Health

It's OK That Humanity Lost the Game of Go to Computers

The victory of Google's DeepMind is also victory for the living.

by Ben Guarino
Handout/Getty Images

The fifth and final game of the Go slugfest between Google’s DeepMind program AlphaGo and Korean champ Lee Sedol airs tonight at 11 p.m. Eastern Time. And it’s been a bruising ride for Go-playing humans. Sedol — the last hope after the Google program defeated Chinese master Fan Hui — was quickly down 0-3.

On Sunday, however, he was able to capitalize on a DeepMind goof: “This one win is so valuable and I will not trade this for anything in the world,” Lee said after the victory, reported the Associated Press. It’s a remarkable shift in tone from his confidence in February, when he did not believe Google’s DeepMind could best him

That Lee lost is bittersweet for the Go community — they can no longer claim organics are the best players around. Even Sunday’s victory, according to a review from Michael Redmond, the highest-ranked American Go player, was less ingenuity on Lee’s part and more that one of his moves triggered a mistake. To Lee’s credit, however, DeepMind’s Demis Hassabis is under the impression Lee outplayed the machine:

Either way, Lee is facing a 2-3 record at best. (The million-dollar purse is no longer at stake.) For the rest of us, even though we’re no longer the best — it’s going to be OK. Chess survived computer dominance, and Jeopardy! is still here in the wake of Watson. Go will continue to have the cult following it’s always had. Humanity’s going to be fine, Stephen Hawking’s doomsday prophecies notwithstanding. (The truly artificial intelligence that worries him is still fairly far off.)

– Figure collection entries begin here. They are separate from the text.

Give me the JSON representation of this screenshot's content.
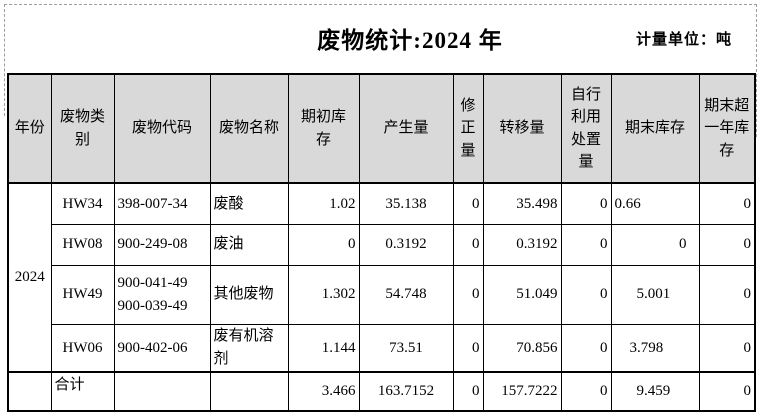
{
  "title": "废物统计:2024 年",
  "unit_label": "计量单位：吨",
  "table": {
    "columns": [
      {
        "key": "year",
        "label": "年份"
      },
      {
        "key": "category",
        "label": "废物类\n别"
      },
      {
        "key": "code",
        "label": "废物代码"
      },
      {
        "key": "name",
        "label": "废物名称"
      },
      {
        "key": "opening",
        "label": "期初库\n存"
      },
      {
        "key": "generated",
        "label": "产生量"
      },
      {
        "key": "corrected",
        "label": "修\n正\n量"
      },
      {
        "key": "transferred",
        "label": "转移量"
      },
      {
        "key": "self_disposal",
        "label": "自行\n利用\n处置\n量"
      },
      {
        "key": "closing",
        "label": "期末库存"
      },
      {
        "key": "closing_over_year",
        "label": "期末超\n一年库\n存"
      }
    ],
    "year": "2024",
    "rows": [
      {
        "category": "HW34",
        "code": "398-007-34",
        "name": "废酸",
        "opening": "1.02",
        "generated": "35.138",
        "corrected": "0",
        "transferred": "35.498",
        "self_disposal": "0",
        "closing": "0.66",
        "closing_over_year": "0"
      },
      {
        "category": "HW08",
        "code": "900-249-08",
        "name": "废油",
        "opening": "0",
        "generated": "0.3192",
        "corrected": "0",
        "transferred": "0.3192",
        "self_disposal": "0",
        "closing": "0",
        "closing_over_year": "0"
      },
      {
        "category": "HW49",
        "code": "900-041-49\n900-039-49",
        "name": "其他废物",
        "opening": "1.302",
        "generated": "54.748",
        "corrected": "0",
        "transferred": "51.049",
        "self_disposal": "0",
        "closing": "5.001",
        "closing_over_year": "0"
      },
      {
        "category": "HW06",
        "code": "900-402-06",
        "name": "废有机溶剂",
        "opening": "1.144",
        "generated": "73.51",
        "corrected": "0",
        "transferred": "70.856",
        "self_disposal": "0",
        "closing": "3.798",
        "closing_over_year": "0"
      }
    ],
    "total_row": {
      "category": "合计",
      "code": "",
      "name": "",
      "opening": "3.466",
      "generated": "163.7152",
      "corrected": "0",
      "transferred": "157.7222",
      "self_disposal": "0",
      "closing": "9.459",
      "closing_over_year": "0"
    }
  },
  "colors": {
    "header_bg": "#d9d9d9",
    "grid_border": "#000000",
    "page_break_dash": "#9e9e9e"
  }
}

The fun bit is that though AlphaGo propelled DeepMind to an international stage, Google’s artificial neural network goes beyond playing ancient Chinese board games. What’s next for DeepMind isn’t improving games — it’s improving our health.

Defeating humans at Go might not be quite as sexy as clinical management, though, as researchers are putting DeepMind to use organizing health care data. Pilot studies of DeepMind-powered apps can help doctors and nurses identify patients with acute kidney injury — one doctor reports reviewing blood work in seconds, thanks to an app called Streams. DeepMind also cut downs on response time by giving smartphones the functionality of pagers — which something like 85 percent of clinicians still use. To hear DeepMind tell it, doctors and nurses at London’s St. Mary’s Hospital responded 37 percent quicker using DeepMind’s Hark system rather than a pager.

If it beats us at games like Go, that’s an impressive demonstration of artificial intelligence. But what’s even better — though harder to point and say, this computer is inhumanly good — is when DeepMind helps us heal.